7/10

Ni pour ni contre (bien au contraire)

Ni Pour Ni Contre pourrait se considérer comme le virage serré de la carrière de Cédric Klapish, hautement habitué à des thèmes un peu plus bon enfant, après l'énorme surprise que fut L'Auberge Espagnole. Car de la comédie sociologique comme il l'affectionne tant, le célèbre réalisateur français décide de passer de l'autre côté de la barrière, le polar. Ou le récit d'une descente aux enfers amorcée par l'appât de l'argent facile, le choix délibéré d'une vie plus remplie et plus excitante.

Caty (Marie Gillain), petite reporter sans grande envergure, se laisse tenter par une proposition d'une moralité un peu approximative puisqu'elle consiste à filmer caméra au poing l'intégralité d'un casse un peu violent. Mais le bon côté, c'est que son compte en banque sera au vert pendant quelques temps. Ce qui ne devait être qu'une simple collaboration d'un soir n'est que le point de départ de la transformation de Caty, goûtant au pêché de l'argent facile mais malhonnête, qui va alors s ‘attacher à ses nouveaux brigands d'amis...

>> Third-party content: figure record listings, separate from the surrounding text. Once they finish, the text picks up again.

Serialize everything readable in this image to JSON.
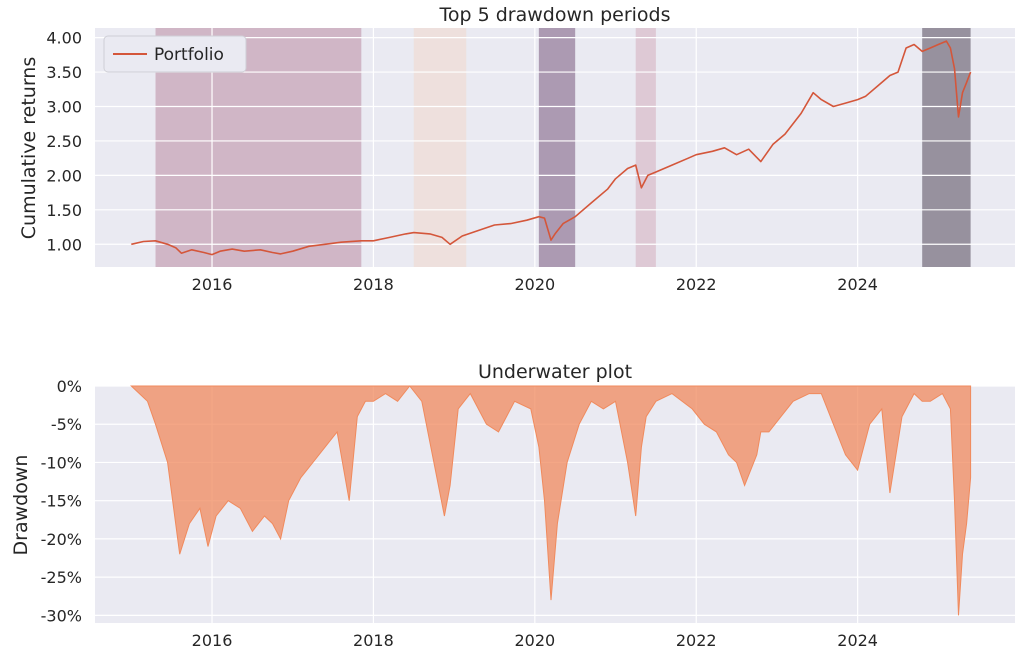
{
  "chart_data": [
    {
      "type": "line",
      "title": "Top 5 drawdown periods",
      "xlabel": "",
      "ylabel": "Cumulative returns",
      "xlim": [
        2014.55,
        2025.95
      ],
      "ylim": [
        0.67,
        4.14
      ],
      "x_ticks": [
        {
          "value": 2016,
          "label": "2016"
        },
        {
          "value": 2018,
          "label": "2018"
        },
        {
          "value": 2020,
          "label": "2020"
        },
        {
          "value": 2022,
          "label": "2022"
        },
        {
          "value": 2024,
          "label": "2024"
        }
      ],
      "y_ticks": [
        {
          "value": 1.0,
          "label": "1.00"
        },
        {
          "value": 1.5,
          "label": "1.50"
        },
        {
          "value": 2.0,
          "label": "2.00"
        },
        {
          "value": 2.5,
          "label": "2.50"
        },
        {
          "value": 3.0,
          "label": "3.00"
        },
        {
          "value": 3.5,
          "label": "3.50"
        },
        {
          "value": 4.0,
          "label": "4.00"
        }
      ],
      "legend": {
        "position": "top-left",
        "entries": [
          "Portfolio"
        ]
      },
      "grid": true,
      "drawdown_periods": [
        {
          "start": 2015.3,
          "end": 2017.85,
          "color": "#b98aa3",
          "opacity": 0.55
        },
        {
          "start": 2018.5,
          "end": 2019.15,
          "color": "#efdcd6",
          "opacity": 0.75
        },
        {
          "start": 2020.05,
          "end": 2020.5,
          "color": "#8b6e8f",
          "opacity": 0.65
        },
        {
          "start": 2021.25,
          "end": 2021.5,
          "color": "#d6b3c2",
          "opacity": 0.6
        },
        {
          "start": 2024.8,
          "end": 2025.4,
          "color": "#6a6170",
          "opacity": 0.65
        }
      ],
      "series": [
        {
          "name": "Portfolio",
          "color": "#d4563a",
          "x": [
            2015.0,
            2015.15,
            2015.3,
            2015.45,
            2015.55,
            2015.62,
            2015.75,
            2015.9,
            2016.0,
            2016.1,
            2016.25,
            2016.4,
            2016.6,
            2016.75,
            2016.85,
            2017.0,
            2017.2,
            2017.4,
            2017.6,
            2017.85,
            2018.0,
            2018.2,
            2018.4,
            2018.5,
            2018.7,
            2018.85,
            2018.95,
            2019.1,
            2019.3,
            2019.5,
            2019.7,
            2019.9,
            2020.05,
            2020.12,
            2020.2,
            2020.25,
            2020.35,
            2020.5,
            2020.7,
            2020.9,
            2021.0,
            2021.15,
            2021.25,
            2021.32,
            2021.4,
            2021.5,
            2021.7,
            2021.9,
            2022.0,
            2022.2,
            2022.35,
            2022.5,
            2022.65,
            2022.8,
            2022.95,
            2023.1,
            2023.3,
            2023.45,
            2023.55,
            2023.7,
            2023.85,
            2024.0,
            2024.1,
            2024.25,
            2024.4,
            2024.5,
            2024.6,
            2024.7,
            2024.8,
            2024.9,
            2025.0,
            2025.1,
            2025.15,
            2025.2,
            2025.25,
            2025.3,
            2025.35,
            2025.4
          ],
          "values": [
            1.0,
            1.04,
            1.05,
            1.0,
            0.95,
            0.87,
            0.92,
            0.88,
            0.85,
            0.9,
            0.93,
            0.9,
            0.92,
            0.88,
            0.86,
            0.9,
            0.97,
            1.0,
            1.03,
            1.05,
            1.05,
            1.1,
            1.15,
            1.17,
            1.15,
            1.1,
            1.0,
            1.12,
            1.2,
            1.28,
            1.3,
            1.35,
            1.4,
            1.38,
            1.06,
            1.15,
            1.3,
            1.4,
            1.6,
            1.8,
            1.95,
            2.1,
            2.15,
            1.82,
            2.0,
            2.05,
            2.15,
            2.25,
            2.3,
            2.35,
            2.4,
            2.3,
            2.38,
            2.2,
            2.45,
            2.6,
            2.9,
            3.2,
            3.1,
            3.0,
            3.05,
            3.1,
            3.15,
            3.3,
            3.45,
            3.5,
            3.85,
            3.9,
            3.8,
            3.85,
            3.9,
            3.95,
            3.85,
            3.55,
            2.85,
            3.2,
            3.35,
            3.5
          ]
        }
      ]
    },
    {
      "type": "area",
      "title": "Underwater plot",
      "xlabel": "",
      "ylabel": "Drawdown",
      "xlim": [
        2014.55,
        2025.95
      ],
      "ylim": [
        -31,
        0
      ],
      "x_ticks": [
        {
          "value": 2016,
          "label": "2016"
        },
        {
          "value": 2018,
          "label": "2018"
        },
        {
          "value": 2020,
          "label": "2020"
        },
        {
          "value": 2022,
          "label": "2022"
        },
        {
          "value": 2024,
          "label": "2024"
        }
      ],
      "y_ticks": [
        {
          "value": 0,
          "label": "0%"
        },
        {
          "value": -5,
          "label": "-5%"
        },
        {
          "value": -10,
          "label": "-10%"
        },
        {
          "value": -15,
          "label": "-15%"
        },
        {
          "value": -20,
          "label": "-20%"
        },
        {
          "value": -25,
          "label": "-25%"
        },
        {
          "value": -30,
          "label": "-30%"
        }
      ],
      "grid": true,
      "series": [
        {
          "name": "",
          "color": "#f08a5d",
          "x": [
            2015.0,
            2015.1,
            2015.2,
            2015.3,
            2015.45,
            2015.6,
            2015.72,
            2015.85,
            2015.95,
            2016.05,
            2016.2,
            2016.35,
            2016.5,
            2016.65,
            2016.75,
            2016.85,
            2016.95,
            2017.1,
            2017.25,
            2017.4,
            2017.55,
            2017.7,
            2017.8,
            2017.9,
            2018.0,
            2018.15,
            2018.3,
            2018.45,
            2018.6,
            2018.75,
            2018.88,
            2018.95,
            2019.05,
            2019.2,
            2019.4,
            2019.55,
            2019.75,
            2019.95,
            2020.05,
            2020.12,
            2020.2,
            2020.28,
            2020.4,
            2020.55,
            2020.7,
            2020.85,
            2021.0,
            2021.15,
            2021.25,
            2021.32,
            2021.38,
            2021.5,
            2021.7,
            2021.95,
            2022.1,
            2022.25,
            2022.4,
            2022.5,
            2022.6,
            2022.75,
            2022.8,
            2022.9,
            2023.05,
            2023.2,
            2023.4,
            2023.55,
            2023.7,
            2023.85,
            2024.0,
            2024.15,
            2024.3,
            2024.4,
            2024.55,
            2024.7,
            2024.8,
            2024.9,
            2025.05,
            2025.15,
            2025.2,
            2025.25,
            2025.3,
            2025.35,
            2025.4
          ],
          "values": [
            0,
            -1,
            -2,
            -5,
            -10,
            -22,
            -18,
            -16,
            -21,
            -17,
            -15,
            -16,
            -19,
            -17,
            -18,
            -20,
            -15,
            -12,
            -10,
            -8,
            -6,
            -15,
            -4,
            -2,
            -2,
            -1,
            -2,
            0,
            -2,
            -10,
            -17,
            -13,
            -3,
            -1,
            -5,
            -6,
            -2,
            -3,
            -8,
            -15,
            -28,
            -18,
            -10,
            -5,
            -2,
            -3,
            -2,
            -10,
            -17,
            -8,
            -4,
            -2,
            -1,
            -3,
            -5,
            -6,
            -9,
            -10,
            -13,
            -9,
            -6,
            -6,
            -4,
            -2,
            -1,
            -1,
            -5,
            -9,
            -11,
            -5,
            -3,
            -14,
            -4,
            -1,
            -2,
            -2,
            -1,
            -3,
            -15,
            -30,
            -22,
            -18,
            -12
          ]
        }
      ]
    }
  ]
}
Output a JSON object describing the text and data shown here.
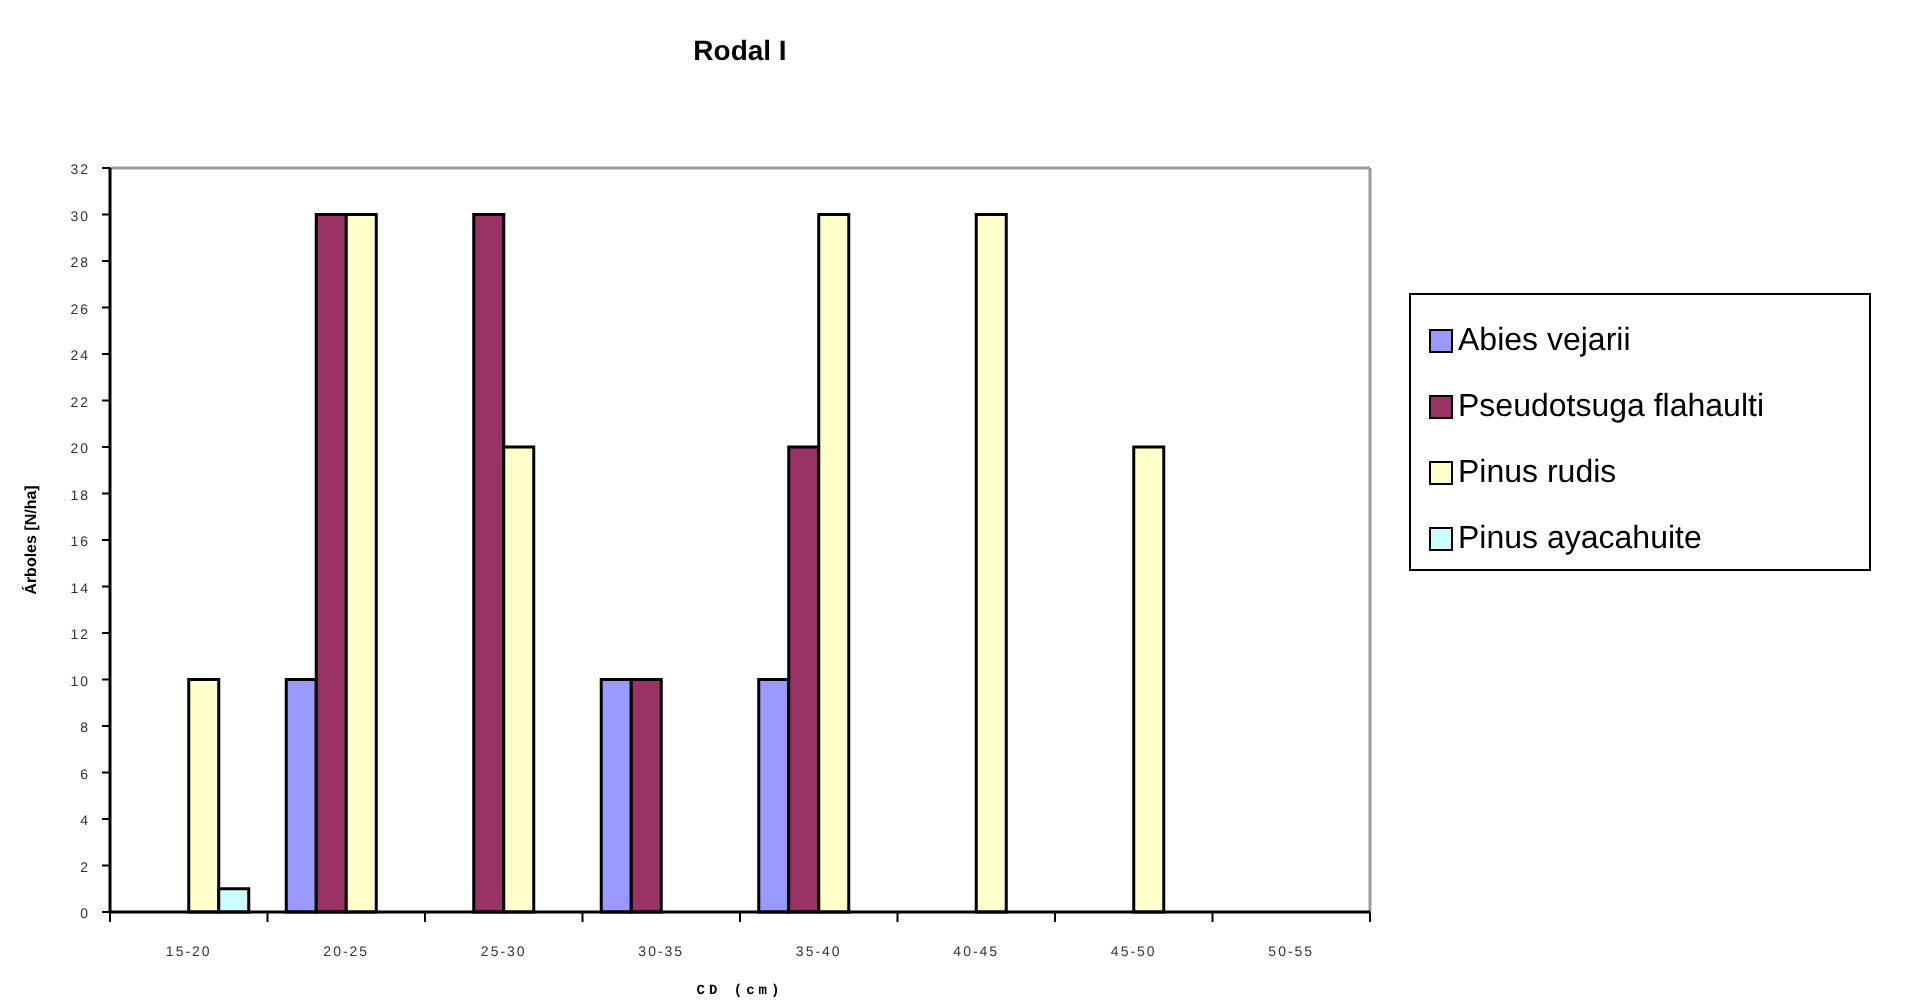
{
  "chart_data": {
    "type": "bar",
    "title": "Rodal I",
    "xlabel": "CD (cm)",
    "ylabel": "Árboles [N/ha]",
    "categories": [
      "15-20",
      "20-25",
      "25-30",
      "30-35",
      "35-40",
      "40-45",
      "45-50",
      "50-55"
    ],
    "series": [
      {
        "name": "Abies vejarii",
        "color": "#9999ff",
        "values": [
          0,
          10,
          0,
          10,
          10,
          0,
          0,
          0
        ]
      },
      {
        "name": "Pseudotsuga flahaulti",
        "color": "#993366",
        "values": [
          0,
          30,
          30,
          10,
          20,
          0,
          0,
          0
        ]
      },
      {
        "name": "Pinus rudis",
        "color": "#ffffcc",
        "values": [
          10,
          30,
          20,
          0,
          30,
          30,
          20,
          0
        ]
      },
      {
        "name": "Pinus ayacahuite",
        "color": "#ccffff",
        "values": [
          1,
          0,
          0,
          0,
          0,
          0,
          0,
          0
        ]
      }
    ],
    "ylim": [
      0,
      32
    ],
    "yticks": [
      0,
      2,
      4,
      6,
      8,
      10,
      12,
      14,
      16,
      18,
      20,
      22,
      24,
      26,
      28,
      30,
      32
    ],
    "grid": false,
    "legend": "right"
  }
}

Rencontre d'un « ange blanc » avec quatre « démons noirs ». Nos sympathiques canailles, pour la plupart familier avec l'auberge espagnole façon condamnation - zonzon, déterrent lucidement le potentiel d'une bonne équipière chez l'apparente pacifiste Caty. Bingo, la brune un peu effacée se révèle ambitieuse et déterminée, et plonge tête baissée dans les rouages des liasses de zéros. C'est surtout le petit engrenage qui manquait à Jean (Vincent Elbaz) pour mettre un point final au clou de sa carrière. Ok, la chanson, on la connaît bien. Mais le véritable but du film, comme le laisse un peu entendre le titre, est de sensibiliser l'opinion du spectateur au fait que personne ne peut se vanter d'être tout blanc ou tout noir, les deux extrémités se répartissant en proportions inégales les choix de l'individu et l'influençant dans ses réactions. Schéma que l'on retrouve jusque dans le film, balancé entre le polar - comédie et le polar - violent, le blanc et le noir. Dans l'idée, le film laisse un petit goût de déjà vu, relativement conventionnel jusqu'en dans son déroulement et ne se dotant pas de réelles nouveautés dans le genre. Mais Klapish réussit sa reconversion avec une maîtrise parfaite de son art, évitant tout écueil et autres longueurs avec inventivité et facilités. Et si Marie Gillain peine à devenir crédible dans sa tunique de Bonnie un peu femme fatale, le quatuor de la gâchette s'en tire avec honneur, principalement Vincent Elbaz (chef de bande un brin impulsif) et Zinedine Soualem (Bruno Vandelli doublé d'un malfrat).

Quelques mois après L'auberge Espagnole, Cédric Klapish ajoute une nouvelle corde à son arc de réalisateur talentueux en réussissant avec maestria l'examen du polar un peu sombre mais néanmoins sympathique, relativement conventionnel dans son ensemble et inconstant dans son propos. Une chose est sûre, on ne s'ennuie pas une seconde et c'est ça l'essentiel.